DUZENTOS ANOS DE ENCHENTES
Por que uma tragédia precisa se repetir indefinidamente? O temporal que provocou o caos no Rio de Janeiro, com mais de cem mortes até agora, carrega um elemento ainda mais dramático, pois está perto de se completar 200 anos uma enchente devastadora que assolou a cidade entre os dias 10 e 17 de fevereiro de 1811 e que ficou conhecida como as “águas do monte”, pois a chuva descia dos muitos morros do centro do Rio e alagava tudo, provocando deslizamentos, desmoronamentos e muitas mortes.
De lá para cá, pelo visto nada mudou. Quer dizer, mudou para pior, pois a cidade se alastrou, sem nenhum planejamento urbano, e hoje apresenta uma situação para a qual não vejo solução, da mesma forma que em São Paulo as enchentes do Tietê vão continuar provocando o caos na cidade.
Nas “águas do monte”, parte do extinto morro do Castelo, berço da cidade, desmoronou, levando junto muitas casas. As igrejas da cidade acabaram acolhendo os muitos desabrigados, por ordem do príncipe D. João, e o principal meio de transporte na cidade acabou sendo a canoa, herança dos indígenas (chegou a haver uma batalha de canoas na Baía de Guanabara na época da guerra entre portugueses contra franceses e tamoios pela conquista da cidade) e que encontra sua referência nas balsas dos bombeiros hoje em dia para tirar gente de ônibus, nas pranchas de surfe e até nos pedalinhos da Lagoa Rodrigo de Freitas, que invadiram a rua e serviram de condução para quem queria fugir das enchentes.
Segundo conta o importante historiador Vieira Fazenda, citado por José Antônio Nonato e Núbia Melhem Santos no excelente livro “Era uma vez o morro do Castelo”, começou a chover torrencialmente às 11 da manhã do dia 10 e “a borrasca, longe de amainar, continuou incessante durante sete longos dias de verdadeiro suplício para os habitantes desta heróica e leal cidade”. As ruas, assim como hoje, viraram “caudalosos rios”, o Campo de Santana se transformou em uma grande lagoa e muita gente morreu soterrada nas casas que ruíram com a grande massa de terra que desceu do morro do Castelo, principalmente as casas do antigo Beco do Cotovelo, na parte do morro que ficava defronte à Ilha das Cobras.
Uma canção muito popular no século XIX guardou na memória dos cariocas a tragédia de 1811. Dizia:
- Vem cá Bitu!
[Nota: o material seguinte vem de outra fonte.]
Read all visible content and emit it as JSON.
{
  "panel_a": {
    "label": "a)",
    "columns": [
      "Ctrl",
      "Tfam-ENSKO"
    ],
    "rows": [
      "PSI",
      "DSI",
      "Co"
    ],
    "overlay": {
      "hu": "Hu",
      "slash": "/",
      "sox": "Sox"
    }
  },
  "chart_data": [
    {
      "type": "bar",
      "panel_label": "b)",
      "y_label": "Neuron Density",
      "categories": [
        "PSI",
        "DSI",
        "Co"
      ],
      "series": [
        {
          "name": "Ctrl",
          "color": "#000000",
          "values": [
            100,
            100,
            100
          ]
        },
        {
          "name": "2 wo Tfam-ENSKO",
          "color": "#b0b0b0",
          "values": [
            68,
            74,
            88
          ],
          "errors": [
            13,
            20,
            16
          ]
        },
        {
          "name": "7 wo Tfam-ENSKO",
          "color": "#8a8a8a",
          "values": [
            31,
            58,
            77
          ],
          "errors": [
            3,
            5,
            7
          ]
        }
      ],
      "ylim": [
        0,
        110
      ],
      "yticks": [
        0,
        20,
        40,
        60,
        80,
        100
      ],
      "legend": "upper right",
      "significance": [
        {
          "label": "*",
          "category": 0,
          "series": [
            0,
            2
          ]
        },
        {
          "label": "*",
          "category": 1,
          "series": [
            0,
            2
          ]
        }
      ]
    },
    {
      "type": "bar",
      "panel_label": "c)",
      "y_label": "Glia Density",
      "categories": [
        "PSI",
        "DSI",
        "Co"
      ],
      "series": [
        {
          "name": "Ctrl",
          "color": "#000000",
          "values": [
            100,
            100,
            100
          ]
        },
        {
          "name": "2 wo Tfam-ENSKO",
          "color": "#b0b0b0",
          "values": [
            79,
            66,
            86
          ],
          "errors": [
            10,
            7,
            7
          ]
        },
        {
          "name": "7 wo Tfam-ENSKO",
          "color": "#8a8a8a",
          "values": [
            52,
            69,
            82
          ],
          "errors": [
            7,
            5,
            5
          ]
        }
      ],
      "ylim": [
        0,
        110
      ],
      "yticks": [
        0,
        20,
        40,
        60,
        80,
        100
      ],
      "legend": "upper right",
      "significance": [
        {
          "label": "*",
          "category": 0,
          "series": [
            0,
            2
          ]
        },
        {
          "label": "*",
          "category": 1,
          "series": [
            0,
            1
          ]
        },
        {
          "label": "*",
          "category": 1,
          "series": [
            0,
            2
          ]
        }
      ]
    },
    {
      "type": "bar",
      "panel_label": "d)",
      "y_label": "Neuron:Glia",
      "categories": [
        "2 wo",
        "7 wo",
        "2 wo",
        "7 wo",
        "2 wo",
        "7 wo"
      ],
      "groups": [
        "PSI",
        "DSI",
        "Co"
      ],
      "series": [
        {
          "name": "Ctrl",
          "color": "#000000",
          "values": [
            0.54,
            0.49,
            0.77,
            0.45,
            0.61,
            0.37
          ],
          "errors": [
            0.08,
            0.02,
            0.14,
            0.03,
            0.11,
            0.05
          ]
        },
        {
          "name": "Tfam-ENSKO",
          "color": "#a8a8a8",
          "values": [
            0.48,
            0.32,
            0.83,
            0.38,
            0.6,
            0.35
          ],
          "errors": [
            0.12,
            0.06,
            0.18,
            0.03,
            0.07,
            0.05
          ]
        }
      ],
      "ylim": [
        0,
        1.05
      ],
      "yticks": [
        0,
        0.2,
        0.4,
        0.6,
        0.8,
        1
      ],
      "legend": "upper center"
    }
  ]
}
Vem cá Bitu!
Vem cá, vem cá, vem cá...
- Não vou lá, não vou lá, não vou lá,
Tenho medo de apanhar!
- Cadê o teu camarada?
- Água do Monte o levou...
Não foi água, não foi nada,
Foi cachaça que o matou.
Registrada por Santa Ana Nery, a letra de “Vem cá Bitu!” deve ser acompanhada pela melodia da cantiga de roda “Cai, cai, balão” e Bitu, segundo conta Vieira Fazenda, parece ter existido mesmo. Teria sido um dos mortos entre as casas soterradas pelo morro do Castelo.
Sua triste cantiga, pelo visto, ecoa até hoje entre os escombros desta cidade que não consegue absorver as tais intempéries da natureza.